Des musulmans de France condamnent le terrorisme

Une pétition, rassemblant toutes les sensibilités de la communauté musulmane de France, condamne fermement les attentats contre les chrétiens au Moyen-Orient

Des musulmans de France condamnent le terrorisme
Un millier de personnes se sont rassemblées sur le parvis de la cathédrale Notre-Dame de Paris pour manifester leur soutien aux Coptes, le 7 janvier (Prevel/Ciric).

Voilà une prise de position qui devrait faire date dans l’histoire de l’islam de France. En signant un « appel » commun, initié par le trimestriel Respect magazine, publié mercredi 12 janvier par le quotidien Libération, et intitulé « l’islam bafoué par les terroristes », une centaine de personnalités de la communauté musulmane française ont à la fois répondu à une forte attente, et marqué sans doute une étape dans l’intégration de cette communauté au sein de la République française.

Certes, à plusieurs reprises déjà, des représentants du monde musulman, notamment le CFCM (conseil français du culte musulman), la Mosquée de Paris, et au plan européen, la fédération des organisations islamiques en Europe, avaient publié des condamnations des attentats contre les chrétiens au Moyen-Orient, qu’il s’agisse de ceux perpétrés à Bagdad ou ceux visant les coptes d’Alexandrie le 31 décembre dernier. Mais jamais cela n’avait été fait d’une manière aussi ferme, radicale, et jamais non plus par un collectif rassemblant l’ensemble des sensibilités de la communauté en France.

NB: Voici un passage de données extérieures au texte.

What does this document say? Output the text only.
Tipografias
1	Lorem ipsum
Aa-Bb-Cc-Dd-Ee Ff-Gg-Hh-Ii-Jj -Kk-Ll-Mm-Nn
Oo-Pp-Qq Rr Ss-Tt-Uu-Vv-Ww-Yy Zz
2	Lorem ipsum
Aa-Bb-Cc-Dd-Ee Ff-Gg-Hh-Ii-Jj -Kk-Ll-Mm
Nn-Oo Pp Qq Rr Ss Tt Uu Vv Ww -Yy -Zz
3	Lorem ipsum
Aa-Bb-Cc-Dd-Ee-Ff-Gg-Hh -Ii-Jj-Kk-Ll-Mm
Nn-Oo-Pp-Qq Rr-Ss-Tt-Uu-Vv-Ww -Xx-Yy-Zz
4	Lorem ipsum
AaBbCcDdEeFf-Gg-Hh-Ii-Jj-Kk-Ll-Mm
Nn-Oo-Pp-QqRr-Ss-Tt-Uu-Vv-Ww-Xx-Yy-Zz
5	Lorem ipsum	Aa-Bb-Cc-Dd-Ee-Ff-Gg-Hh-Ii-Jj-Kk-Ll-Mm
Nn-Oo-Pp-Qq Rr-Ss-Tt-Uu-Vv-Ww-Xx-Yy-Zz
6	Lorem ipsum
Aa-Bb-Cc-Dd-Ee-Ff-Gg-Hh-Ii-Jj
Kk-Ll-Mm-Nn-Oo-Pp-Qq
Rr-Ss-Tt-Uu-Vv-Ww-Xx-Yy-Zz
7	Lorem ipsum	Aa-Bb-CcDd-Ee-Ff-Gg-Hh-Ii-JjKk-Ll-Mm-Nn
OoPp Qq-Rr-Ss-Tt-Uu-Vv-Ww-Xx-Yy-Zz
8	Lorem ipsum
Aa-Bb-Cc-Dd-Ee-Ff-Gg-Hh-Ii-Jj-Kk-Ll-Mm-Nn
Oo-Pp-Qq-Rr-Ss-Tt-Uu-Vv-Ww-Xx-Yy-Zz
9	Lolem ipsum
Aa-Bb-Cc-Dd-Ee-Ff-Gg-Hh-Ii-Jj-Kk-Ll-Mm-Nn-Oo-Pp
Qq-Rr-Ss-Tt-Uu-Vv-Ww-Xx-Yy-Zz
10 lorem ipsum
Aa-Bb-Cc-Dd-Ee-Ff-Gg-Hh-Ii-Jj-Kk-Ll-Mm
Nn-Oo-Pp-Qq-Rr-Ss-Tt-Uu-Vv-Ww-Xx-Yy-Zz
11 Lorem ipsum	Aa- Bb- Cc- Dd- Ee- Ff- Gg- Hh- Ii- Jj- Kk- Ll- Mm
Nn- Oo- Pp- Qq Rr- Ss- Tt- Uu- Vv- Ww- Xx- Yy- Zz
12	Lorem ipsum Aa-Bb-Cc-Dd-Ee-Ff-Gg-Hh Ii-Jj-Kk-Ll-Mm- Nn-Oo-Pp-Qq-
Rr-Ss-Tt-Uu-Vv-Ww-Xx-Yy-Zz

En effet, l’islam, en tant que tel, n’apparaissait pas jusqu’ici dans les communiqués. Comme pour gommer le fait que les terroristes se réclamaient de cette religion. Cette fois, c’est explicite : le texte parle de ces « atrocités commises “au nom de l’islam” » et rappelle « haut et fort que ces meurtriers ne sont pas de l’islam, et qu’ils ne représentent en rien les musulmans ». Sans complexe donc, le texte s’attaque de front au problème religieux. De même, il parle d’une « usurpation d’identité », au lieu de s’en tenir à la rhétorique utilisée jusqu’ici, consistant à mettre en face des victimes chrétiennes les victimes musulmanes du terrorisme. La pétition ne parle que des « massacres des chrétiens ».

« Société civile musulmane »

Seconde nouveauté, la diversité des signataires. Dans une communau té particulièrement divisée, de par ses origines multiples, le consensus a été trouvé : en bas de l’appel figurent des religieux, de la Mosquée de Paris (Dalil Boubakeur) au CFCM (Mohammed Moussaoui), de l’Union des organisations islamiques de France (UOIF), proche des Frères musulmans (Tareq Oubrou), au soufisme (Khaled Bentounès). Mais la pétition, et c’est sa richesse, est aussi le fait de personnalités issues de la « société civile musulmane », entrepreneurs, journalistes, intellectuels ou hommes politiques. Le panel va donc au-delà des croyants mêmes, pour s’étendre à tous ceux qui se reconnaissent de culture musulmane.

C’est la réponse que nombreux, en France, attendaient. Le député UMP du Tarn Bernard Carayon avait la semaine dernière appelé les Français musulmans à dénoncer les massacres, et à manifester, vendredi 7 janvier, sur le parvis de Notre-Dame. Dans les rangs catholiques aussi, la pression se faisait ressentir. Et si le P. Christophe Roucou, responsable du service national pour les relations avec l’islam des évêques de France s’est dès hier matin réjoui de la pétition, c’est aussi parce qu’il est conscient que, au sein des catholiques, un sentiment d’hostilité à l’encontre des musulmans est en train de monter, à la suite de ces attentats.

Eviter tout amalgame

Côté musulmans aussi, la demande d’une prise de position commune , pour éviter tout amalgame, s’est imposée. Comme l’explique le rédacteur en chef de Respect magazine, Marc Cheb Sun, il fallait non seulement une condam na tion plus forte, mais aussi plus visible. Depuis quelques jours, aussi, les débats étaient rudes, au sein du Conseil français du culte musulman, pour réunir l’ensemble de la communauté autour d’une initiative forte.

Les signataires de l’appel se désignent eux-mêmes comme des « citoyens » d’un « pays multiconfessionnel ». « C’est aussi l’islam qu’on assassine en commettant ces crimes en son nom », écrivent-ils. Une manière de représenter un autre islam, l’islam de France, décomplexé mais responsable. Cette première manifeste sans aucun doute une certaine maturité de la part de cette toute nouvelle compo sante culturelle et religieuse de la société française.